Inference

Now that we have trained our model, the next natural step is to use it for inference.

You need two things in order to load weights for a model: the model's record and the model's config. Since parameters in Burn are lazy initialized, no allocation and GPU/CPU kernels are executed by the ModelConfig::init function. The weights are initialized when used for the first time, therefore you can safely use config.init(device).load_record(record) without any meaningful performance cost. Let's create a simple infer method in a new file src/inference.rs which we will use to load our trained model.

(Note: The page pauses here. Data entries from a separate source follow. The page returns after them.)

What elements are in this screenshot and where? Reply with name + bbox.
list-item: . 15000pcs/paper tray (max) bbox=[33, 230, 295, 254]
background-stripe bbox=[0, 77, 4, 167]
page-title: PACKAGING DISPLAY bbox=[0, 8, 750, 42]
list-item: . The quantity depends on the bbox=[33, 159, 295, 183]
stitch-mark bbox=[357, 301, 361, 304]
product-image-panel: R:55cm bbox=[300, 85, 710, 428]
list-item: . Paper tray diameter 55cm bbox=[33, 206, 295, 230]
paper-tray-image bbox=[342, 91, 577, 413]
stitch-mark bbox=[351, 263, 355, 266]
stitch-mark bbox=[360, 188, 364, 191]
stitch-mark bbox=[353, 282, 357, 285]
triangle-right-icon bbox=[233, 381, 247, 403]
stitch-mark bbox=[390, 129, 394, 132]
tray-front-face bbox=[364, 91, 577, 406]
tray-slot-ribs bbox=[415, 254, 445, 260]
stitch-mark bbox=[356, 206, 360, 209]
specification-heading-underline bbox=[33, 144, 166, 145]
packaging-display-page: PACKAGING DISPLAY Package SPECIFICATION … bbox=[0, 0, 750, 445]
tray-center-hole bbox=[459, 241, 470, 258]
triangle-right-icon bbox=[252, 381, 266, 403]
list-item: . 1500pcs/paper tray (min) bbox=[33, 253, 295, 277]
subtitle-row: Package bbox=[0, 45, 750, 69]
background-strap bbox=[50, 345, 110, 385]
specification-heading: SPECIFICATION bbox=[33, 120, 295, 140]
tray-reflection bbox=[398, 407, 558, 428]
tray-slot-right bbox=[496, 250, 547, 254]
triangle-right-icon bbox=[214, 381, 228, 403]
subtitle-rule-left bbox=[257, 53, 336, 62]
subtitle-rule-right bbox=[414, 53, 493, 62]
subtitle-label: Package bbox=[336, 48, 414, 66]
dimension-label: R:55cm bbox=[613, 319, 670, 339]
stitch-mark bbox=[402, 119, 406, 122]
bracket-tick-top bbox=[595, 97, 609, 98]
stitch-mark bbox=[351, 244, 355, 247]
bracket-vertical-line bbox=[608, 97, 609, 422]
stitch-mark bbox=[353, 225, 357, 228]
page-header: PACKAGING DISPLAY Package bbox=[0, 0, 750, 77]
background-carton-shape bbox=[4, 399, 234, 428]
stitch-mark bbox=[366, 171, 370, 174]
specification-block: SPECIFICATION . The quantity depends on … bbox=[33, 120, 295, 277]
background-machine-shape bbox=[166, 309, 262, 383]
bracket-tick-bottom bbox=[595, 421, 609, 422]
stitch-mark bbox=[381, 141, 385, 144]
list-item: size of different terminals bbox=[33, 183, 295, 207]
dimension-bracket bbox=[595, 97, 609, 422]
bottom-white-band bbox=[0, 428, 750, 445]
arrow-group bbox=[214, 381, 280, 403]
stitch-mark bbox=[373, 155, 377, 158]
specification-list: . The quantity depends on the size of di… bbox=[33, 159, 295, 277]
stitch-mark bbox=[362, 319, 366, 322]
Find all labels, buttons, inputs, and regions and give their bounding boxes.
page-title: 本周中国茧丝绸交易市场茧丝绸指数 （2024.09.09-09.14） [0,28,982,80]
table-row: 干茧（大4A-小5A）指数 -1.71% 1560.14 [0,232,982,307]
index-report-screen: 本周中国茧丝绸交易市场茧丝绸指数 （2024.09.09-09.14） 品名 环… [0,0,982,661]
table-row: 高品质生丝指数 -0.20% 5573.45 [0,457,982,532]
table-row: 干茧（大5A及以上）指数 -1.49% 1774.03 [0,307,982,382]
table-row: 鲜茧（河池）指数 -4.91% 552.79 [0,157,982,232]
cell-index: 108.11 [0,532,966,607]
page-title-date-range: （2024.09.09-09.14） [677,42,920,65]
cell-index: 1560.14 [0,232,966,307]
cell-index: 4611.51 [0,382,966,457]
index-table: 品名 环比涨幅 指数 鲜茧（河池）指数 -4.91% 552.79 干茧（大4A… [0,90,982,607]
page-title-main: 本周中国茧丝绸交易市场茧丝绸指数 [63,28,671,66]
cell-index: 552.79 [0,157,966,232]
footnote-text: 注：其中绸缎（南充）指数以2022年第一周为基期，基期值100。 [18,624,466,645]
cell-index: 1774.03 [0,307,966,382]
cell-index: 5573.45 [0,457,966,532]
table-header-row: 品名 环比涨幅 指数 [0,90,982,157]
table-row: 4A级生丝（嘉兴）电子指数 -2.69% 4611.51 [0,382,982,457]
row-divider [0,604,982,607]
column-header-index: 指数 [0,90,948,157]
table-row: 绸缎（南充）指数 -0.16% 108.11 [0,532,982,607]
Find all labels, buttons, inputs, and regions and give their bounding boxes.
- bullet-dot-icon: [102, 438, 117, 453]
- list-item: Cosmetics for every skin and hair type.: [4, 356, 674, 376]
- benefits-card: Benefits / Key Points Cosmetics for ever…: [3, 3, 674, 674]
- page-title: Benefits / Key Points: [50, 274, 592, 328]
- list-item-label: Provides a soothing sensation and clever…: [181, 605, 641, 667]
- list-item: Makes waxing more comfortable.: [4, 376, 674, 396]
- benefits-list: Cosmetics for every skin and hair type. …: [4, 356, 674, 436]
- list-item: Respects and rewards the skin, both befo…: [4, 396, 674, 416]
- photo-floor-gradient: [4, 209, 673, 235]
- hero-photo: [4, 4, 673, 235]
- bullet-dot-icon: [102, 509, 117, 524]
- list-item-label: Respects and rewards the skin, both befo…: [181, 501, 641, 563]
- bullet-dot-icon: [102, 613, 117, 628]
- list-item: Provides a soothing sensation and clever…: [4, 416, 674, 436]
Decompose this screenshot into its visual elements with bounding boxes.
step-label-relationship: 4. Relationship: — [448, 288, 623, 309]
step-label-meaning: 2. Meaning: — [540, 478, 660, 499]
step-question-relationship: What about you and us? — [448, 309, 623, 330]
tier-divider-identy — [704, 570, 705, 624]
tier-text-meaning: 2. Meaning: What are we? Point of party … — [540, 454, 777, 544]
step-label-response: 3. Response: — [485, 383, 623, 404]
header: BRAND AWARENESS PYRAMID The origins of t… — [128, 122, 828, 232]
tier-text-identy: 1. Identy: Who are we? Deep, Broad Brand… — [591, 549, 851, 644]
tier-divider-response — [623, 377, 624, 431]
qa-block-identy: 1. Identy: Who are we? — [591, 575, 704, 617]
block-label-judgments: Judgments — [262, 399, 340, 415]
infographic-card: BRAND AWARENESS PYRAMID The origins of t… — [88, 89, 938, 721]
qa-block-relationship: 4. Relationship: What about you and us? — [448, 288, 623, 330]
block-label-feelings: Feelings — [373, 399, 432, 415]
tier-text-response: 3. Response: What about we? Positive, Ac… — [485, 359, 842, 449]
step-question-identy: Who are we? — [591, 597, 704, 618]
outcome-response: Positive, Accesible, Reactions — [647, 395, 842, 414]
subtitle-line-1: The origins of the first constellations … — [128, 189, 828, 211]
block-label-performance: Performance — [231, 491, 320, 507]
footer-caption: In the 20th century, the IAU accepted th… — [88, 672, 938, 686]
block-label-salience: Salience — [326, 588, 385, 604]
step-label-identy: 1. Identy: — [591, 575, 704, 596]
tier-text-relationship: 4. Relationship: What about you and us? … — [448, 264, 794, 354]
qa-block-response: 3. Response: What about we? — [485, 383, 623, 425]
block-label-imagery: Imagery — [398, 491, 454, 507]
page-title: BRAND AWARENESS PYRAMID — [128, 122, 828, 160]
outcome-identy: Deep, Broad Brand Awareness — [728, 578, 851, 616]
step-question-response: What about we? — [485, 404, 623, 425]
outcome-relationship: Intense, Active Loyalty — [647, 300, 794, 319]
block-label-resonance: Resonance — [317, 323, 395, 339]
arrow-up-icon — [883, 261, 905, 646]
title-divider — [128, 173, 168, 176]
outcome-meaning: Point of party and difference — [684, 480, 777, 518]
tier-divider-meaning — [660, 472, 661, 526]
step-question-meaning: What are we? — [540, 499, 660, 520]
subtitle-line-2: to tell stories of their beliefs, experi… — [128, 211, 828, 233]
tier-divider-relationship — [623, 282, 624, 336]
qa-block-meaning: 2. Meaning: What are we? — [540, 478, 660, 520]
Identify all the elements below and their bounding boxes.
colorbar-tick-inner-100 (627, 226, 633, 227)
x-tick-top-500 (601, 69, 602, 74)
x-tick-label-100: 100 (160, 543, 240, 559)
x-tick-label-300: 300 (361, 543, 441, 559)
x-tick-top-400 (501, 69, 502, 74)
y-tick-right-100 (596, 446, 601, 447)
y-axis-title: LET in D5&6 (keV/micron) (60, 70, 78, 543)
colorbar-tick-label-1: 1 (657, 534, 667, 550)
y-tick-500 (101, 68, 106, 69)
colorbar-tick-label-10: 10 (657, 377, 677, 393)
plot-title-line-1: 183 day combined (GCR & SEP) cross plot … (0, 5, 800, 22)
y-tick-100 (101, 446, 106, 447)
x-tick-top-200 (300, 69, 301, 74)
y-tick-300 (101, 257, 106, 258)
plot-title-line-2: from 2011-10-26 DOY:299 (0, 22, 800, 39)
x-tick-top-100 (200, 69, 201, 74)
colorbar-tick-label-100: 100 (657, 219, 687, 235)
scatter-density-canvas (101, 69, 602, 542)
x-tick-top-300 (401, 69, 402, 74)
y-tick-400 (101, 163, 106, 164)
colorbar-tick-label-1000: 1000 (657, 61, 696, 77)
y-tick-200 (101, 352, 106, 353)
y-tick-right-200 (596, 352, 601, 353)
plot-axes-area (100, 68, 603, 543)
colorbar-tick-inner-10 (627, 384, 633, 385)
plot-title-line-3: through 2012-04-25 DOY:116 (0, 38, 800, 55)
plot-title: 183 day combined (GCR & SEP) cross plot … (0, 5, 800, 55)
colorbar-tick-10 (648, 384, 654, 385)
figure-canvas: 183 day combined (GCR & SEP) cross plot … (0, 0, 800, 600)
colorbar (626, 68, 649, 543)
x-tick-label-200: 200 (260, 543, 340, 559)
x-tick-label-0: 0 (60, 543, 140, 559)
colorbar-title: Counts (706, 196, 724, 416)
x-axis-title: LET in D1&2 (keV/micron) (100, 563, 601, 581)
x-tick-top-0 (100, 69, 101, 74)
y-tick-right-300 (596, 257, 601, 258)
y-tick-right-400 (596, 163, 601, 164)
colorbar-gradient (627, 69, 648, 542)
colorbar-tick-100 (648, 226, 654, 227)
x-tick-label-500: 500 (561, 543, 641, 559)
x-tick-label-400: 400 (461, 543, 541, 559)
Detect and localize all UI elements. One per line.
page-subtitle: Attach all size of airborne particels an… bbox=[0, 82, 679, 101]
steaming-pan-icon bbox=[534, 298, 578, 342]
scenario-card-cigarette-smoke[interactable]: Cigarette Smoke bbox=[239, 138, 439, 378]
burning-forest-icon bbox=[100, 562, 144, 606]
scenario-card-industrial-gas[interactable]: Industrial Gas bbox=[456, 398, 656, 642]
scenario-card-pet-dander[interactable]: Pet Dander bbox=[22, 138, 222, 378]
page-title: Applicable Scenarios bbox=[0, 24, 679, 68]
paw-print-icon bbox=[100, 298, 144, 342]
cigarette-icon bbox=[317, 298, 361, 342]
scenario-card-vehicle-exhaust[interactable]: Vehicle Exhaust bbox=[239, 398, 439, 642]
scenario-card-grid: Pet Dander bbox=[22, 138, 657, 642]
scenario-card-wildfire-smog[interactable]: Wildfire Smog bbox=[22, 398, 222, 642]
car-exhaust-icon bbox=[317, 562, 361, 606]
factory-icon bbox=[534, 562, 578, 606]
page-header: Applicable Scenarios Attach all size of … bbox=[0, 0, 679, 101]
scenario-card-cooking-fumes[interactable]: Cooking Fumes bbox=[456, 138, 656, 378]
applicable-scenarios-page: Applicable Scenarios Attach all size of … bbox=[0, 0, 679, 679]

use crate::{data::MnistBatcher, training::TrainingConfig};
use burn::{
    data::{dataloader::batcher::Batcher, dataset::vision::MnistItem},
    prelude::*,
    record::{CompactRecorder, Recorder},
};

pub fn infer<B: Backend>(artifact_dir: &str, device: B::Device, item: MnistItem) {
    let config = TrainingConfig::load(format!("{artifact_dir}/config.json"))
        .expect("Config should exist for the model");
    let record = CompactRecorder::new()
        .load(format!("{artifact_dir}/model").into(), &device)
        .expect("Trained model should exist");

    let model = config.model.init::<B>(&device).load_record(record);

    let label = item.label;
    let batcher = MnistBatcher::new(device);
    let batch = batcher.batch(vec![item]);
    let output = model.forward(batch.images);
    let predicted = output.argmax(1).flatten::<1>(0, 1).into_scalar();

    println!("Predicted {} Expected {}", predicted, label);
}

The first step is to load the configuration of the training to fetch the correct model configuration. Then we can fetch the record using the same recorder as we used during training. Finally we can init the model with the configuration and the record. For simplicity we can use the same batcher used during the training to pass from a MnistItem to a tensor.

By running the infer function, you should see the predictions of your model!

Add the call to infer to the main.rs file after the train function call:

mod data;
mod inference;
mod model;
mod training;

use crate::{model::ModelConfig, training::TrainingConfig};
use burn::{
    backend::{Autodiff, Wgpu},
    data::dataset::Dataset,
    optim::AdamConfig,
};

fn main() {
    type MyBackend = Wgpu<f32, i32>;
    type MyAutodiffBackend = Autodiff<MyBackend>;

    let device = burn::backend::wgpu::WgpuDevice::default();
    let artifact_dir = "/tmp/guide";
    crate::training::train::<MyAutodiffBackend>(
        artifact_dir,
        TrainingConfig::new(ModelConfig::new(10, 512), AdamConfig::new()),
        device.clone(),
    );
    crate::inference::infer::<MyBackend>(
        artifact_dir,
        device,
        burn::data::dataset::vision::MnistDataset::test()
            .get(42)
            .unwrap(),
    );
}

The number 42 is the index of the image in the MNIST dataset. You can explore and verify them using this MNIST viewer.